The fragmentation of European financial services could increase costs and limit the finance options for European companies, EY’s UK financial services leader Omar Ali warns in the firm’s Brexit Tracker report.
The EY Brexit Tracker monitors public statements made by 222 of the largest financial services companies with significant operations in the UK across wealth and asset management firms, investment and retail banks, private equity, insurance and FinTech.
In the latest report, 59 firms said they have begun transferring staff and operations out of the UK or are considering doing so as a result of Brexit, up from 53 companies in March, an increase of 23 per cent.
Of those firms, 19 plan to move to Dublin, 18 cited Frankfurt and 11 named Luxembourg. Among the asset management firms, six are considering moving staff and/or operations to Luxembourg while 23 financial services firms have bolstered their presence in the EU since the referendum, up from 18 companies in March.
Ali points out that since the triggering of Article 50 in March, the big financial firms have been putting their contingency plans into action with over a quarter of the companies tracked indicating changes to their London base.
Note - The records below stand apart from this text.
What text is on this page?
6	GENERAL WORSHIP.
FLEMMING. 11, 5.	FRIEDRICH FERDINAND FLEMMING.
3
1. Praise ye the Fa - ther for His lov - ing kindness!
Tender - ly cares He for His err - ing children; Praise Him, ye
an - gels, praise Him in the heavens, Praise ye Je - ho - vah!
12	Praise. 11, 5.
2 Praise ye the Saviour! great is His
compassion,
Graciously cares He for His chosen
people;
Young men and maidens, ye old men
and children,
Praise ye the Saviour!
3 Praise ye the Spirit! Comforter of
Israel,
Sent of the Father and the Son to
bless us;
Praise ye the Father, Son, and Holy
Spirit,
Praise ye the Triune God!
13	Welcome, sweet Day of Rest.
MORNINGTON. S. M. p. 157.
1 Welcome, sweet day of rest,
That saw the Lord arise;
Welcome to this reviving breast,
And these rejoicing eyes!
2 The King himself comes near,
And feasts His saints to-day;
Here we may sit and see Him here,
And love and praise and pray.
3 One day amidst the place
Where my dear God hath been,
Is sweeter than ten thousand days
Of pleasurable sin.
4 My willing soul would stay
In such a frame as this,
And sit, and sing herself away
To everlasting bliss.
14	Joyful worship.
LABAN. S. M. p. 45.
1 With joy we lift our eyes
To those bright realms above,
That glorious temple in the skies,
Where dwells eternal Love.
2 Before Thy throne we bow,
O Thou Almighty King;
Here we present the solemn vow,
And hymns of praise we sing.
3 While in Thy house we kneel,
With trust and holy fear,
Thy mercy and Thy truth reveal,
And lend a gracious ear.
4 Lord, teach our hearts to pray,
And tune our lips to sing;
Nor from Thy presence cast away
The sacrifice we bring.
“This process will only accelerate as firms finalise their submissions to the regulators on their Brexit plans,” Ali says.
“Financial Services companies are looking to make sure they can continue to conduct business across the EU, while retaining a strong base in London, and they are now starting to select potential European locations.
“The variety of locations being announced highlights that no one European centre is emerging as a compelling alternative to London. However, these operational changes also highlight a real risk to European businesses and the wider economy, as the fragmentation of European financial services could increase costs and limit the breadth and depth of finance options for European corporates.”